Notre sentiment, c’est que nous avons pu accomplir notre engagement. Pour faire une autre contribution dans ce sens, Cuba et Burkina Faso ont signé, en 2017, un accord sur la reconnaissance réciproque des études, des titres et diplômes de l’enseignement supérieur entre les deux pays. Cet accord permettra de renfoncer la coopération entre les deux pays et servira de base juridique pour augmenter les chances de jeunes burkinabè formés dans le système éducatif technique et supérieur à Cuba.
Cuba a été victime de plusieurs attaques extérieures, par le passé. Quelles sont les formes d’appui de votre pays à l’endroit du Burkina Faso qui est aujourd’hui en proie aux attaques terroristes ? Et en faveur des déplacés internes ?
Je ne peux pas donner de conseils. Je voudrais que Cuba réaffirme sa plus ferme condamnation du terrorisme sous toutes ses formes et réaffirme son engagement à poursuivre ses efforts pour renforcer le rôle central de l’ONU dans l’adoption de mesures et la mise en place d’un vaste cadre juridique pour la lutte contre le terrorisme international. Nous invitons la communauté internationale à apporter son soutien afin d’arriver à bout de cette insécurité dans l’espace G5-Sahel.
Entre mars 1983 et novembre 1986, Thomas Sankara et Fidel Castro semaient les bases d’une coopération bilatérale fructueuse. Aujourd’hui, quel bilan vous en faites ?
Je sais que mes prédécesseurs ont fait beaucoup d’efforts pour maintenir la relation bilatérale. Malgré la situation difficile que nous avons vécue, la coopération entre nos deux pays est toujours effective. Ce sont des domaines emblématiques comme la santé, l’éducation, l’enseignement supérieur, le sport. A cet effet, le Burkina Faso bénéficie de l’expertise de treize médecins cubains qui exercent et qui contribuent au renforcement des capacités des centres hospitaliers.
Trois spécialistes cubains couvrent l’athlétisme et la boxe. En ce qui concerne l’enseignement supérieur, il faut signaler la présence à Cuba de quinze étudiants burkinabè en formation dans les universités cubaines, notamment dans les domaines de la santé.

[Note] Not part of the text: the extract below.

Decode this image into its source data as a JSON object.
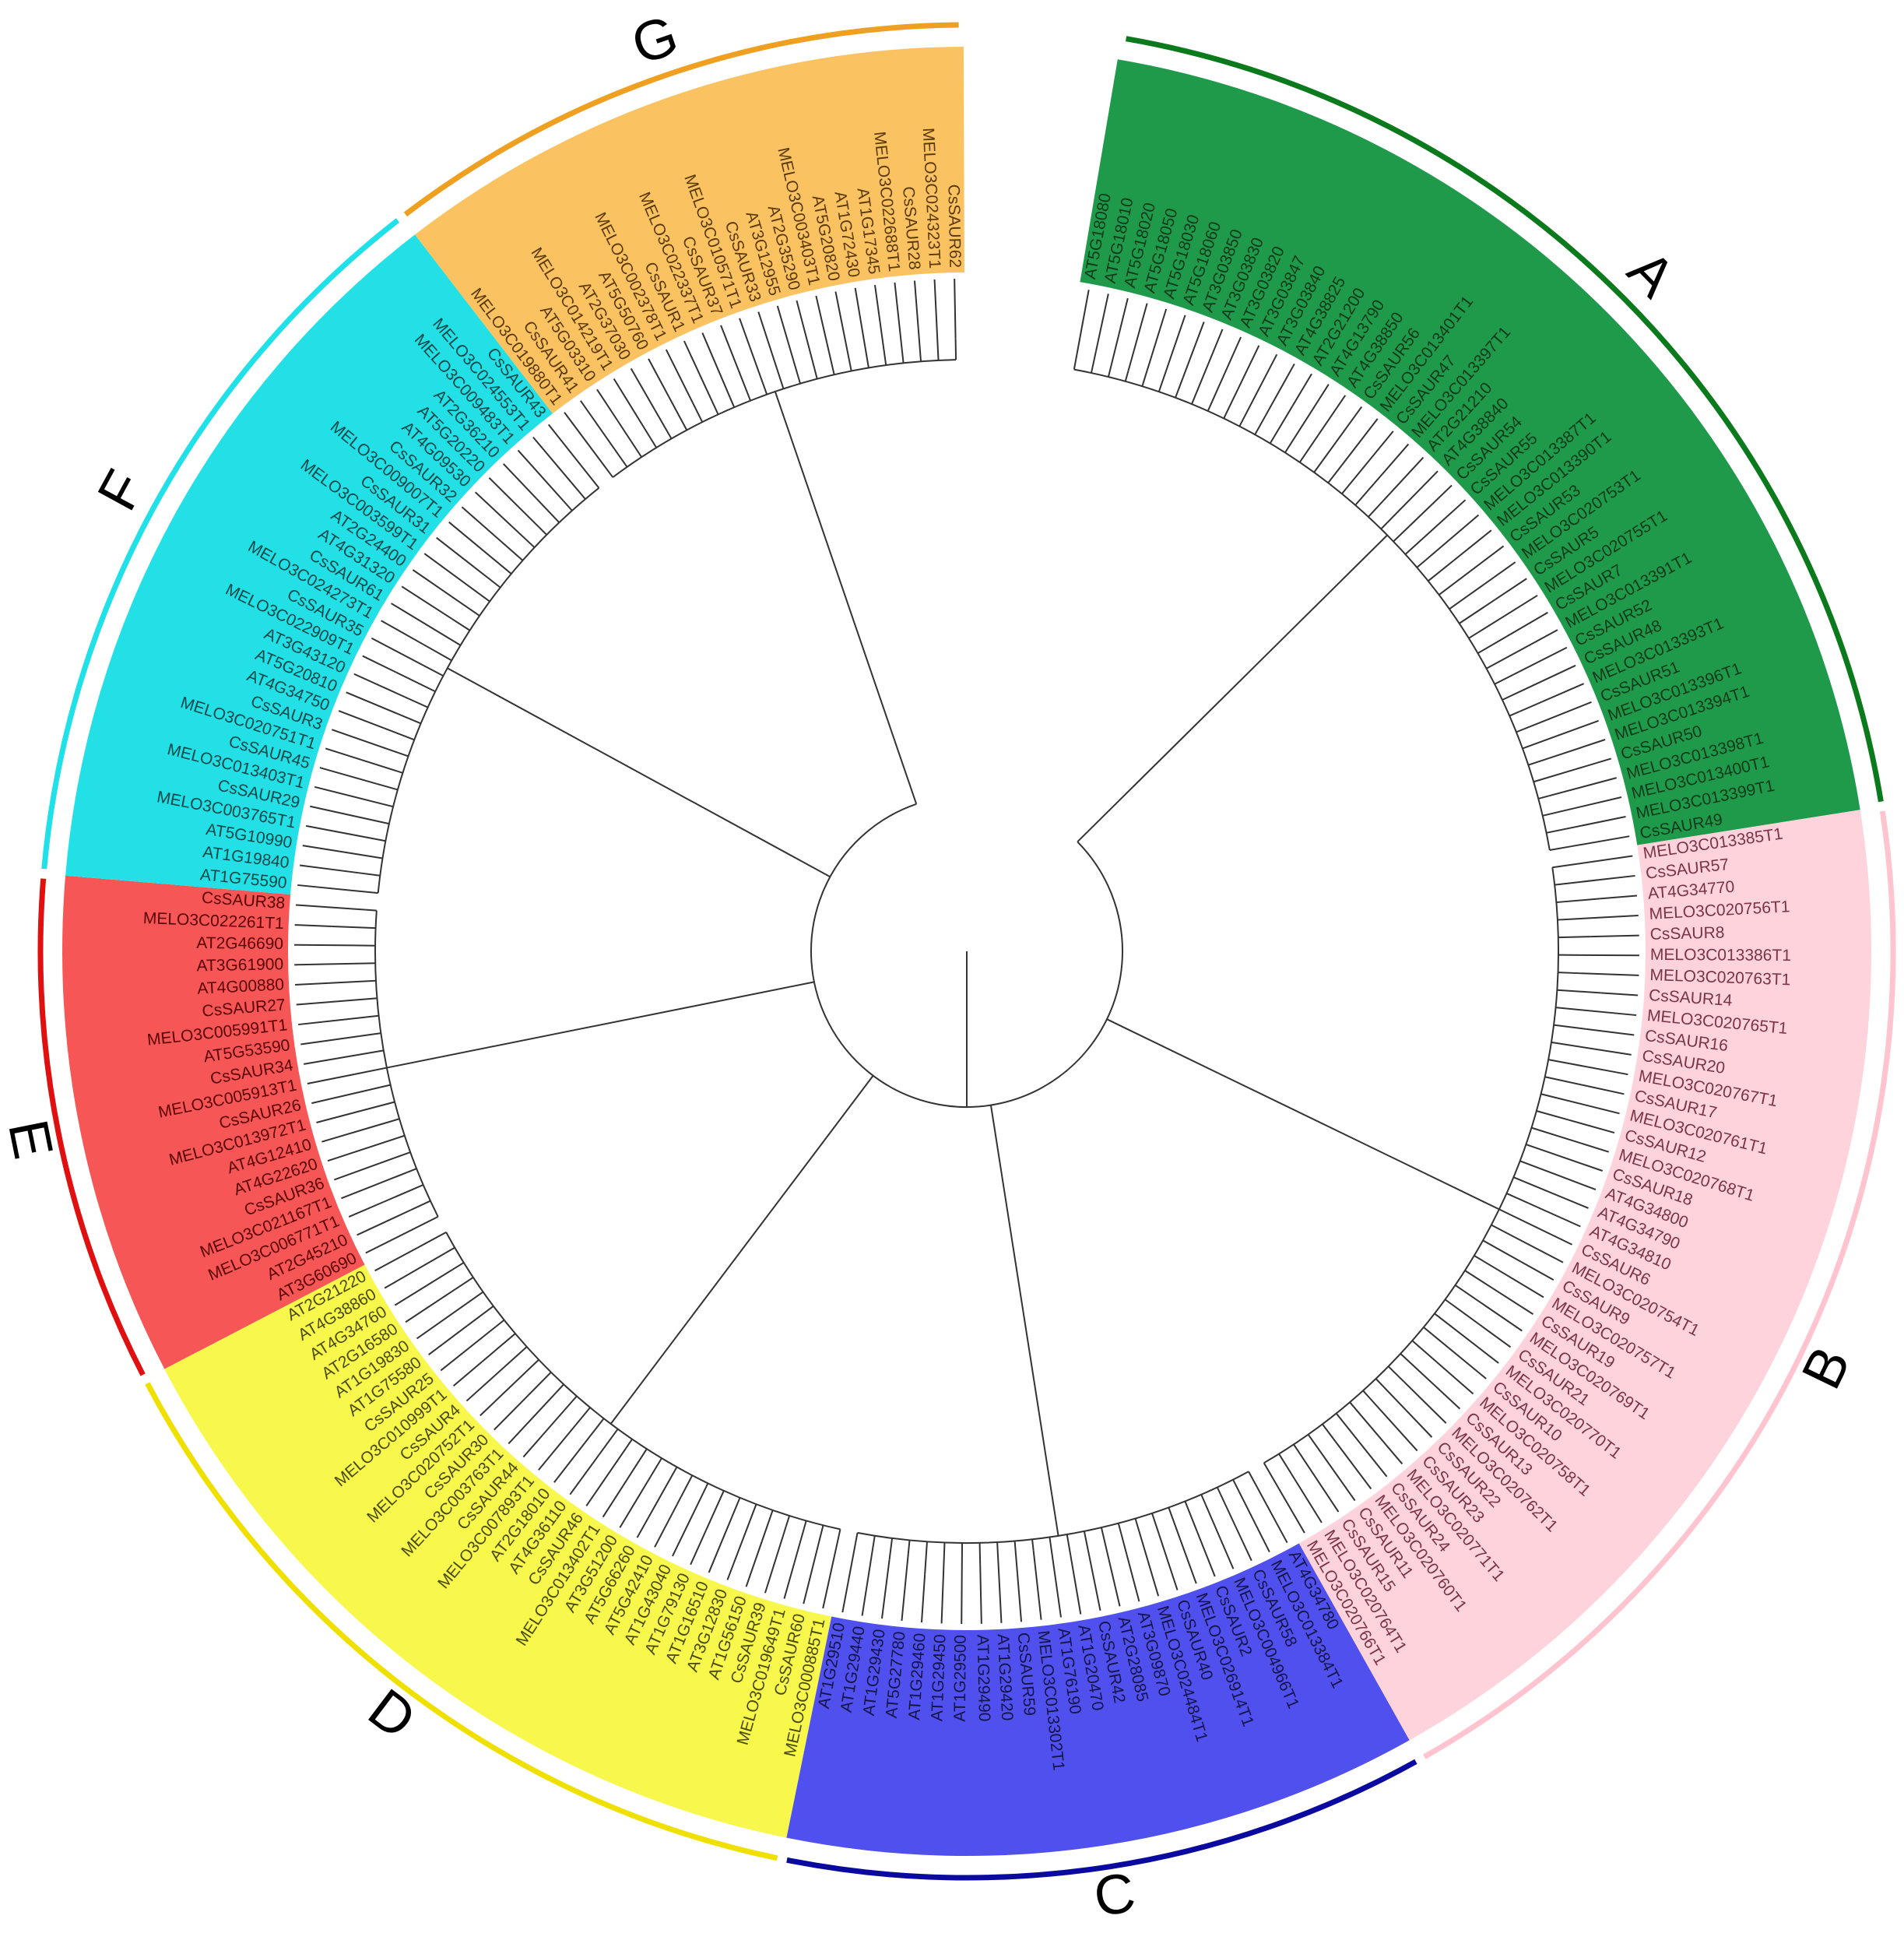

Pour l’année 2019, Cuba a octroyé quatre bourses de médicine au Burkina Faso.
Quelles peuvent être les perspectives d’avenir ?
Il y a des chantiers ambitieux dans plusieurs domaines, tels que l’agriculture, la santé, le sport et d’autres. Nous devons examiner, avec les autorités, afin de prioriser les intérêts communs.
Après tant d’années passées au Burkina Faso, vous avez certainement côtoyé les médias burkinabè et quelques journalistes. Qu’est-ce que ces contacts suscitent en vous comme commentaires et appréciations ?
Ce sont des jeunes qui ont l’envie de connaître et de faire connaître tous les points de vue. Parfois, je lis la presse et je constate que les opinions sont divergentes.
2020 est une année électorale au Burkina Faso. Très souvent en Afrique, les périodes électorales sont des périodes de hautes tensions politiques, voire sociales. Que souhaitez-vous pour ces élections au Burkina Faso ?
Je dirais seulement que c’est une affaire interne, donc je ne peux pas m’exprimer là-dessus. D’ailleurs, notre politique extérieure est de ne pas nous immiscer dans les affaires internes des Etats. Je ne peux donc pas m’exprimer sur cela. Il s’agit d’une décision souveraine du peuple burkinabè.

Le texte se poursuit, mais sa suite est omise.